Friday, June 18th, 2010

The June issue of GMAC’s Deans Digest features an interview with dean Rich Lyons of Berkeley’s Haas School of Business. Lyons, who will provide a keynote speech on “path-bending leaders” for the GMAC Annual Industry Conference next week, talks about where he sees graduate management education headed and how B-schools must build innovative leaders.

Below are two edited excerpts from the interview; you can read the entire Q&A here in the latest Deans Digest.

Q: Where do you think graduate management education is headed in the short term and farther out? What general trends do you see?

A: [...] If we look at business schools more introspectively, one element that we’re grappling with more and more is our own culture. The great organizations are invariably described by strong norms and values. As we start to think about how we are creating norms among students who come to our business schools, it seems to me that we have been a lot less deliberate than we need to be about the norms and values that we are reinforcing, whether it’s about career choice, or thinking about one’s role in society and the way one manages and leads.
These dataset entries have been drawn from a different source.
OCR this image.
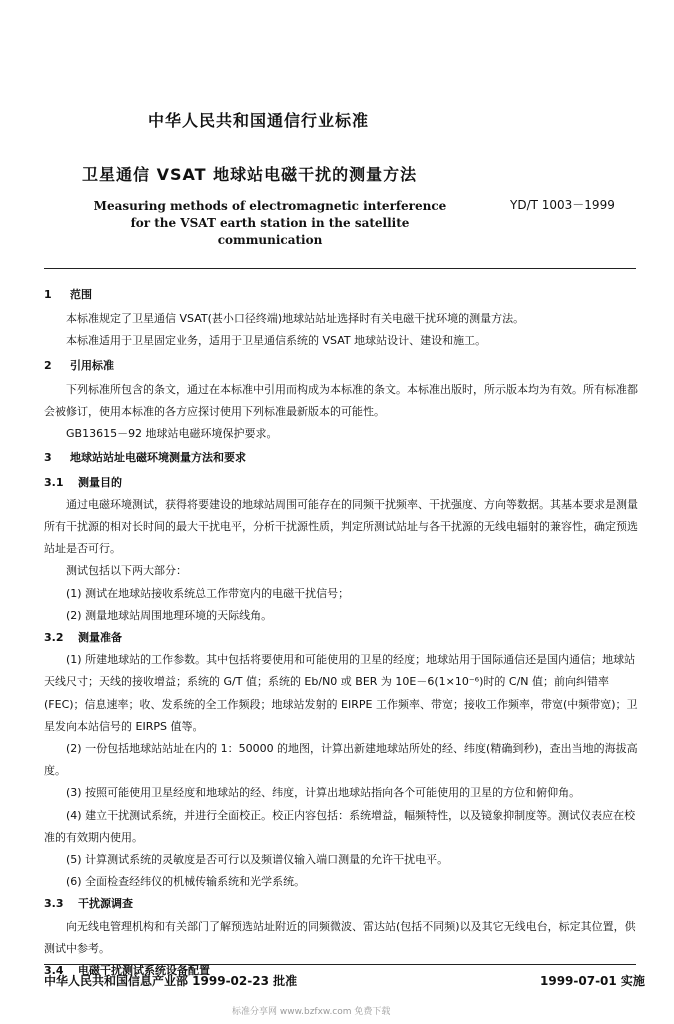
中华人民共和国通信行业标准
卫星通信 VSAT 地球站电磁干扰的测量方法
Measuring methods of electromagnetic interference
for the VSAT earth station in the satellite communication
YD/T 1003－1999
1 范围

本标准规定了卫星通信 VSAT(甚小口径终端)地球站站址选择时有关电磁干扰环境的测量方法。

本标准适用于卫星固定业务，适用于卫星通信系统的 VSAT 地球站设计、建设和施工。

2 引用标准

下列标准所包含的条文，通过在本标准中引用而构成为本标准的条文。本标准出版时，所示版本均为有效。所有标准都会被修订，使用本标准的各方应探讨使用下列标准最新版本的可能性。

GB13615－92 地球站电磁环境保护要求。

3 地球站站址电磁环境测量方法和要求
3.1 测量目的

通过电磁环境测试，获得将要建设的地球站周围可能存在的同频干扰频率、干扰强度、方向等数据。其基本要求是测量所有干扰源的相对长时间的最大干扰电平，分析干扰源性质，判定所测试站址与各干扰源的无线电辐射的兼容性，确定预选站址是否可行。

测试包括以下两大部分：

(1) 测试在地球站接收系统总工作带宽内的电磁干扰信号；

(2) 测量地球站周围地理环境的天际线角。

3.2 测量准备

(1) 所建地球站的工作参数。其中包括将要使用和可能使用的卫星的经度；地球站用于国际通信还是国内通信；地球站天线尺寸；天线的接收增益；系统的 G/T 值；系统的 Eb/N0 或 BER 为 10E－6(1×10⁻⁶)时的 C/N 值；前向纠错率(FEC)；信息速率；收、发系统的全工作频段；地球站发射的 EIRPE 工作频率、带宽；接收工作频率，带宽(中频带宽)；卫星发向本站信号的 EIRPS 值等。

(2) 一份包括地球站站址在内的 1：50000 的地图，计算出新建地球站所处的经、纬度(精确到秒)，查出当地的海拔高度。

(3) 按照可能使用卫星经度和地球站的经、纬度，计算出地球站指向各个可能使用的卫星的方位和俯仰角。

(4) 建立干扰测试系统，并进行全面校正。校正内容包括：系统增益，幅频特性，以及镜象抑制度等。测试仪表应在校准的有效期内使用。

(5) 计算测试系统的灵敏度是否可行以及频谱仪输入端口测量的允许干扰电平。

(6) 全面检查经纬仪的机械传输系统和光学系统。

3.3 干扰源调查

向无线电管理机构和有关部门了解预选站址附近的同频微波、雷达站(包括不同频)以及其它无线电台，标定其位置，供测试中参考。

3.4 电磁干扰测试系统设备配置
中华人民共和国信息产业部 1999-02-23 批准	1999-07-01 实施
标准分享网 www.bzfxw.com 免费下载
I think firms are much more deliberate about this than business schools are. Firms get paid for being usefully different. Another macro theme, therefore, is how do business schools develop leaders that are producing useful differentness? How do we build organizational capacity for differentness? I think that is absolutely fundamental, and I think we have some hard thinking to do in that area.

Q: In your view, what are the one or two greatest challenges facing graduate management education today?

A: One has to look at the broader social context and understand that society is not that happy with us as business schools. So a major challenge is to respond intelligently to the fact that we are part of a system that performed very poorly over the last three years. Are we to blame? Obviously not exclusively, but we are part of that system. So that’s a major near-term challenge—what will society want to see, and how will we deliver it? For example, do we need to be more deliberate about reinforcing norms and values? Should we have a code of conduct?

Another challenge is when we admit people into business schools, increasingly it’s the case that you can’t have stumbled. [The usual mindset is that] if you got a C in a class, didn’t do so well on the GMAT, or had some interruption in your career path, you won’t land where you want to land. Industry wide, therefore, we are de facto selecting people who haven’t run the big experiments in their lives that they might have. This could be one of those unintended consequences that is having more impact than we realize.